Cuma, Aralık 30, 2005

"Buna güneş değmemiş"

Meyveler
Bazan bir ağacın aynı dalında yan yana iki meyve olur.
Biri kızarmış, tatlanmış, olmuş; diğeri yeşil, ekşi, ham.
Aynı tohumdan, aynı daldan olduğuna inanamazsınız.
Açıklaması da çok kolaydır: "Buna güneş değmemiş"
denir. Çünkü meyveyi olgunlaştıran güneştir.

İnsanları olgunlaştıran da vahiy güneşidir, şüphesiz.
O güneşten çok uzak olsak da, ondan bize pırıltılar
aksettiren aynalar var. En başta Rasûlullah SAV,
karanlık gecenin parlak mehtabı gibi nur saçıyor.
Arada başka parlak aynalar var, hepsi de aynı
güneşten aldığı hikmeti bize öğretiyor, anlatıyor.
Hikmetin içimize işlediği nisbette olgunlaşıyoruz.

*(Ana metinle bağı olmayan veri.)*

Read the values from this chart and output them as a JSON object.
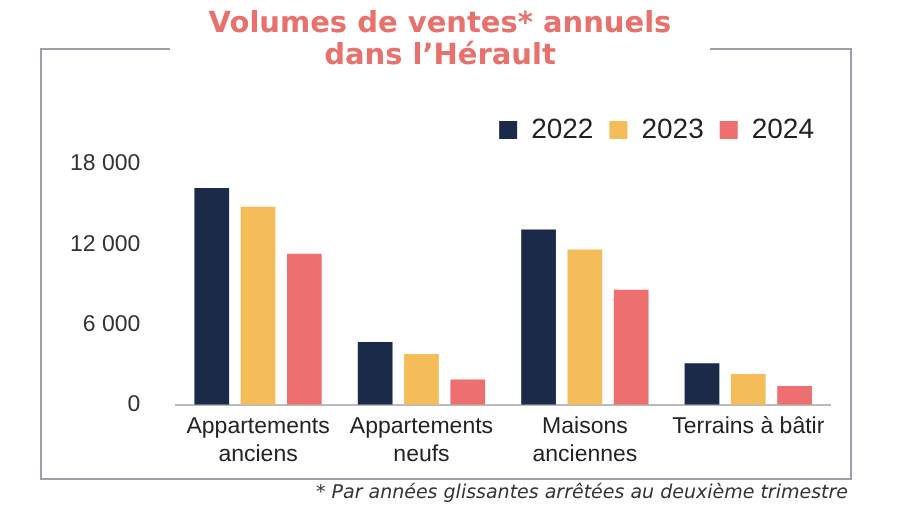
{
  "chart_data": {
    "type": "bar",
    "title": "Volumes de ventes* annuels dans l’Hérault",
    "categories": [
      "Appartements anciens",
      "Appartements neufs",
      "Maisons anciennes",
      "Terrains à bâtir"
    ],
    "series": [
      {
        "name": "2022",
        "color": "#1c2a4a",
        "values": [
          16200,
          4700,
          13100,
          3100
        ]
      },
      {
        "name": "2023",
        "color": "#f5bc5a",
        "values": [
          14800,
          3800,
          11600,
          2300
        ]
      },
      {
        "name": "2024",
        "color": "#ee6f6f",
        "values": [
          11300,
          1900,
          8600,
          1400
        ]
      }
    ],
    "ylim": [
      0,
      18000
    ],
    "yticks": [
      {
        "value": 0,
        "label": "0"
      },
      {
        "value": 6000,
        "label": "6 000"
      },
      {
        "value": 12000,
        "label": "12 000"
      },
      {
        "value": 18000,
        "label": "18 000"
      }
    ],
    "grid": false,
    "legend": "top right",
    "annotations": [
      "* Par années glissantes arrêtées au deuxième trimestre"
    ]
  }
}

2:269 yu-til-hikmete men yeşâ
(Allah) Hikmeti dilediğine verir.
vemen yu-tel-hikmete feqad ûtiye hayren kesîrâ
Kime hikmet verilmişse şüphesiz ona çokça hayır verilmiştir.
vemâ yezzekkeru illâ ulul-elbâb
Bundan ancak ulul-elbâb öğüt alır.

Metaforlar, benzetmeler bir yere kadar doğrudur.
Her iki metaforu da kendimize uygulayabiliriz.
Bir yandan kendimizi dalında olgunlaşan meyve
olarak görelim, hikmetlere gönlümüzü açalım.
Diğer taraftan da ayna olalım, başka meyveler
bizden akseden ışıkla olgunlaşsın.

Hikmet ışığından, vahiy güneşinden yararlanırken,
etrafımıza ışık vermeye, yansıtmaya çalışalım.